Cullen, who raised his family in Westbury before moving away, spoke about his run-in with the Nazis and reaped military honors.
The U-boat incident was just one among many important moments in the building’s history, said Richard Barons, executive director of the East Hampton Historical Society.
“I think it’s right next to the importance of our lighthouses,” Barons said. “It’s a major icon for the whole history of Long Island’s maritime experience.”
Built in 1902, the wooden house was donated to the Town of East Hampton by heirs of the late author and book editor Joel Carmichael, who in 1966 saved the structure from demolition by purchasing it for 75 cents - about $4 today.
Carmichael paid $10,000 to move the building to his 2.3-acre property on Bluff Road, where for 40 years it served as a cottage. The property is now being offered at $6.25 million.

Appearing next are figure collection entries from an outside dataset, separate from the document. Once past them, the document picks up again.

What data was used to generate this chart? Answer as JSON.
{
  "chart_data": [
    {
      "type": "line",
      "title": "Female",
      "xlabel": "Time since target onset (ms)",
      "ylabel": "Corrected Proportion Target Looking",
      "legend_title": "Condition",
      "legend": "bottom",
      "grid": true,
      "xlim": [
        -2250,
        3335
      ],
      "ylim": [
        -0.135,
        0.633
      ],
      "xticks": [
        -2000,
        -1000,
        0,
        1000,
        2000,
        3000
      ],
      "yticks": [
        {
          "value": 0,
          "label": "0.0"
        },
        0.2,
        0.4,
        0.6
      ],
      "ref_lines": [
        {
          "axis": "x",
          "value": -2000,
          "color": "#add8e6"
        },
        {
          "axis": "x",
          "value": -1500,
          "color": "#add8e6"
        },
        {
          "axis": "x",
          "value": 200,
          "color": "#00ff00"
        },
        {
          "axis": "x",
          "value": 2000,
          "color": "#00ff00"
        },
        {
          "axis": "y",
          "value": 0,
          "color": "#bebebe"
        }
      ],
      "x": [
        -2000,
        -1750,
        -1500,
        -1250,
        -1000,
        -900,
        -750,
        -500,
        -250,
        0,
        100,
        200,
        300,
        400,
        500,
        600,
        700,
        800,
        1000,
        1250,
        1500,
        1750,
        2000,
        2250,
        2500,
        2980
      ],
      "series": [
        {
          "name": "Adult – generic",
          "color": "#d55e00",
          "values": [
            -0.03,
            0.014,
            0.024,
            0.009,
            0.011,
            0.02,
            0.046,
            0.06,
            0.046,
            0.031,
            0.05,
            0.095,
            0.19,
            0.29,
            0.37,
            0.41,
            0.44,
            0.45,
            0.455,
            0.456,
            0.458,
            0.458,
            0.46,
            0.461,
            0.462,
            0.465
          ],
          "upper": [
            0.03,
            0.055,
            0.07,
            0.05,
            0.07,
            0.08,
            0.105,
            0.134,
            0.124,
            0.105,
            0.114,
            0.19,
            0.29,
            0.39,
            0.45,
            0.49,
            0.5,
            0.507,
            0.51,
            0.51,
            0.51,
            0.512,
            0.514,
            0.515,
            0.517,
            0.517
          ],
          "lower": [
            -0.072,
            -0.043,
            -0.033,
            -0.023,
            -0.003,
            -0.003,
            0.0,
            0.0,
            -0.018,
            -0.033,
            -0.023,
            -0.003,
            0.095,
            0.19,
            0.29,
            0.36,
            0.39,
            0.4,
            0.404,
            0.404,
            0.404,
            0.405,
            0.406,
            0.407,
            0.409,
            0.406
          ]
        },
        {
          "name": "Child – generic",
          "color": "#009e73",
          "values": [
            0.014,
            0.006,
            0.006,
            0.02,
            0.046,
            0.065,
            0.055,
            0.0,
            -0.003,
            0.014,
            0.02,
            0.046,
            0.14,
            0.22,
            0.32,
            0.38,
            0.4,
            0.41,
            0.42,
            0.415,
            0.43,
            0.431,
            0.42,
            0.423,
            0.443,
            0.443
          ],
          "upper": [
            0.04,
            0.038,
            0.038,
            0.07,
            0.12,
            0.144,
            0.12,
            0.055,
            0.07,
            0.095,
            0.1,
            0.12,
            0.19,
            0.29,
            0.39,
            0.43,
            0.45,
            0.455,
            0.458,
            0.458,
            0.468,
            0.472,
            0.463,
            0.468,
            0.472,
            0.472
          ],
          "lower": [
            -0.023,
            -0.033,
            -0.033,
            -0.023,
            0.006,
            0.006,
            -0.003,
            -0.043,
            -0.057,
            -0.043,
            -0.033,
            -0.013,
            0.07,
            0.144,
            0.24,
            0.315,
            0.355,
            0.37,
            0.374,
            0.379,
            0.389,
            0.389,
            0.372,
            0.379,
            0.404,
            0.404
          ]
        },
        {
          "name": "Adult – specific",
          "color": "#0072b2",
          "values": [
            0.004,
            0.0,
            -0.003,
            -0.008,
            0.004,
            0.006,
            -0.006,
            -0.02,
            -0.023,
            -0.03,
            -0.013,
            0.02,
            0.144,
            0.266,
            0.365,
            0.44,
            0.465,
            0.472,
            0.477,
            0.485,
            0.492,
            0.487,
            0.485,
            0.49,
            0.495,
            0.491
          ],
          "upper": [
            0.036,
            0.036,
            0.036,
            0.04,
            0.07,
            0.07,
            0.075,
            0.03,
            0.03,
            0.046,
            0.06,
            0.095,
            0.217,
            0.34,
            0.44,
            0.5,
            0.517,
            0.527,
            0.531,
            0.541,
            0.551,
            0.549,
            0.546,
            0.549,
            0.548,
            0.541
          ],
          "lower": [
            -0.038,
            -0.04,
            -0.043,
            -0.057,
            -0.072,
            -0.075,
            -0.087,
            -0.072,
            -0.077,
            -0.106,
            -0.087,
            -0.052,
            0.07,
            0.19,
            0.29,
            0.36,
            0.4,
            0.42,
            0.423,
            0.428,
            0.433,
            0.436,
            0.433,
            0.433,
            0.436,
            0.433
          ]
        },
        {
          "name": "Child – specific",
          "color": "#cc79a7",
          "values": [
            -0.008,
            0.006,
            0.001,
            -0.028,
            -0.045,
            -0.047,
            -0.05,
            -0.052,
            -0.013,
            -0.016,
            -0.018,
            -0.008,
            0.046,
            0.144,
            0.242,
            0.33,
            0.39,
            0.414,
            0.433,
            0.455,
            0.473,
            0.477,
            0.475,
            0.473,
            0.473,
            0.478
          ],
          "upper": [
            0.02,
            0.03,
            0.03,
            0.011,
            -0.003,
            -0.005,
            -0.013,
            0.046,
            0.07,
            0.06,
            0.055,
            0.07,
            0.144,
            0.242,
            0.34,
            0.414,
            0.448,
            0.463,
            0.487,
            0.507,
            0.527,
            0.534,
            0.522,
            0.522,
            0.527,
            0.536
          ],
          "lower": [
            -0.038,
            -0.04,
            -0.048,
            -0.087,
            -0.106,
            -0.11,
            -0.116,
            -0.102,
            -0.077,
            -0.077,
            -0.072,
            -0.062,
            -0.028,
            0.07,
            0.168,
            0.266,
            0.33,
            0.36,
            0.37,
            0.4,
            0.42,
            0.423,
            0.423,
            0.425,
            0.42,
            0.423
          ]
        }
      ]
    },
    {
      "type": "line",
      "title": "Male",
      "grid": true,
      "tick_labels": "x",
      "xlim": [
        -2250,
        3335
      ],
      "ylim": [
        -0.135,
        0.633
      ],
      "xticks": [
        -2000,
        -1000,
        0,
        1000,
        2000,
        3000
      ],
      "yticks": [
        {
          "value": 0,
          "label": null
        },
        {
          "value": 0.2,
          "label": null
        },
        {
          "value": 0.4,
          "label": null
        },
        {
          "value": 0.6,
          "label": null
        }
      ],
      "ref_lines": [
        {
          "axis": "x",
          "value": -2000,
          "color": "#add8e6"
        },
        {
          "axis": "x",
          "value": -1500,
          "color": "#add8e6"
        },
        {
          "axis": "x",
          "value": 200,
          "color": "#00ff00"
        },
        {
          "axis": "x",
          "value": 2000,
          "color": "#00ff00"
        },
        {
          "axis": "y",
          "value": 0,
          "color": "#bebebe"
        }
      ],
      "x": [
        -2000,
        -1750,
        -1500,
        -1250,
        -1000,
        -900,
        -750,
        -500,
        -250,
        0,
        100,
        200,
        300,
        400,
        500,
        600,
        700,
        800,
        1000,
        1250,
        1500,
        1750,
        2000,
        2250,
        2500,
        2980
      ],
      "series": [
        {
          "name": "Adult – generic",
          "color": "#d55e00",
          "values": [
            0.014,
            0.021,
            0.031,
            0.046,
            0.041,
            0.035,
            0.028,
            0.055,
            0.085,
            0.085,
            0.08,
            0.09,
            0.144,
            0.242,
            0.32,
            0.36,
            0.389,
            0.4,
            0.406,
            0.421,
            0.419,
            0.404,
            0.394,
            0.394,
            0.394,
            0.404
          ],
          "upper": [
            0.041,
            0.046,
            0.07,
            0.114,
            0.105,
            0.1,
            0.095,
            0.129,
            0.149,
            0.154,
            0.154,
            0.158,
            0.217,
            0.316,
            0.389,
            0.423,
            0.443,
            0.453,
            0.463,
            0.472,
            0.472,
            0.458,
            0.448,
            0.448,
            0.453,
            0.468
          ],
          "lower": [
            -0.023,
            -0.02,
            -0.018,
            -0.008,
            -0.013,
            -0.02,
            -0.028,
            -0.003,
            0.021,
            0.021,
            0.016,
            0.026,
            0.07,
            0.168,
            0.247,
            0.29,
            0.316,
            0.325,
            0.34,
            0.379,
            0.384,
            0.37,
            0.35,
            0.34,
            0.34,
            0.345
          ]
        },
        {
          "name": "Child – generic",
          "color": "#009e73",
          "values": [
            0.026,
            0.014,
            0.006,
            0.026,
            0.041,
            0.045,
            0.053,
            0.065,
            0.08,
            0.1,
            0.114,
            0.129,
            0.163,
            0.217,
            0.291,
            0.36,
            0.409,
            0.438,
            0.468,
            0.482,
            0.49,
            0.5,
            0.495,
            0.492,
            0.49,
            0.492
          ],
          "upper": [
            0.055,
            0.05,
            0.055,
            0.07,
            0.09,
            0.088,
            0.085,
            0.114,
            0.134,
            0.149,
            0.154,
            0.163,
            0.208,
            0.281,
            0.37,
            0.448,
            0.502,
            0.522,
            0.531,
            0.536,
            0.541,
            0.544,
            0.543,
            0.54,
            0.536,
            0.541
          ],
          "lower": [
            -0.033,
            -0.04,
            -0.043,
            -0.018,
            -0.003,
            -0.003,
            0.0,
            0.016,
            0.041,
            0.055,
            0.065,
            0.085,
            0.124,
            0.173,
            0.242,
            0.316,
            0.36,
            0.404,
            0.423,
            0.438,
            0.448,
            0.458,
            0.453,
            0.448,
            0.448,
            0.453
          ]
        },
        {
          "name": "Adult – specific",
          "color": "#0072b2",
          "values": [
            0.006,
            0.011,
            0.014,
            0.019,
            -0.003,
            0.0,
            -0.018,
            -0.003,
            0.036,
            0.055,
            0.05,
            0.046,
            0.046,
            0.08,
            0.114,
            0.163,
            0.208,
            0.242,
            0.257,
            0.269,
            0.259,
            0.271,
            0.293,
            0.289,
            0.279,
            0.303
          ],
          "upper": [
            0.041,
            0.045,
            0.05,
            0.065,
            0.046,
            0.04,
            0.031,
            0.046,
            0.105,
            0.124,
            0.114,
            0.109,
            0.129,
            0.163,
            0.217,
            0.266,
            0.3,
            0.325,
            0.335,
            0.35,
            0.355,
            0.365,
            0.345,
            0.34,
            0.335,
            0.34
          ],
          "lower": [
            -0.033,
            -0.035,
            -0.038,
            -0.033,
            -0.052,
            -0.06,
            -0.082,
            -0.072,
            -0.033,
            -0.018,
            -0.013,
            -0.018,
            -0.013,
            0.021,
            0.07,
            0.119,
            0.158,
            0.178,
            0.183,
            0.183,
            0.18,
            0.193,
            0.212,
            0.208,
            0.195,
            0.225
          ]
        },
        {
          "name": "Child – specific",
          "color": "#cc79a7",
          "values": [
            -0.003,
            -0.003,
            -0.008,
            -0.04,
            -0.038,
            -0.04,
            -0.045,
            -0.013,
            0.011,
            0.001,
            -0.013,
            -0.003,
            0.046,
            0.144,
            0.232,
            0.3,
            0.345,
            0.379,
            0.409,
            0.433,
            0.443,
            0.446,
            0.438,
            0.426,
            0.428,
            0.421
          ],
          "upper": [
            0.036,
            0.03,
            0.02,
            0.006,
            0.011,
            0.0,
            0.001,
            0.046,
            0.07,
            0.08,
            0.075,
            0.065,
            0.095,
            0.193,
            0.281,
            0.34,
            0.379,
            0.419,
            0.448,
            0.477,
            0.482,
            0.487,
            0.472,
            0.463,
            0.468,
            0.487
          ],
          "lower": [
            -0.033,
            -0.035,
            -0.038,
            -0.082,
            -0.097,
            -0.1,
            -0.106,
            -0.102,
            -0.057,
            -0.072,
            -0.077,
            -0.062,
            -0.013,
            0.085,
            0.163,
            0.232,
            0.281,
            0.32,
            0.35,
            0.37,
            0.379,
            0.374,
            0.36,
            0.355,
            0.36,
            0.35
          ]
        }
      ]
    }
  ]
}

Amid some community protest, the building was hoisted on wheels and led to a patch of beachfront behind the East Hampton Marine Museum. By this time next year its interior will mimic what it was at the turn-of-the-century and exhibits will tell its history.
The Amagansett house is one of just a few remaining lifesaving stations that were run by the Coast Guard after it merged with the U.S. Lifesaving Service in 1915.
Its survival is extraordinary because the house in its original context tells the story of “when the sea was our highway,” Barons said.
Yet roving houses are not uncommon in the Hamptons. Since the 17th century, homes have been moved to steer clear of traffic or accommodate rising tides.
More recently, a parade of historic barnhouses was donated to East Hampton town by Adelaide de Menil, an heiress to the Schlumberger oil fortune. The company that moved the lifesaving station and the de Menil house, Davis Construction, has been doing it for four generations.
And in a few months, an 1810 schoolhouse known as the Hook School and owned by East Hampton town also will be moved to the town seat.
“If you are late for lunch here,” said Peter Garnham, executive director of the Amagansett Historical Society, “you can say, ‘I’m sorry, I was delayed by a house.’ I have.”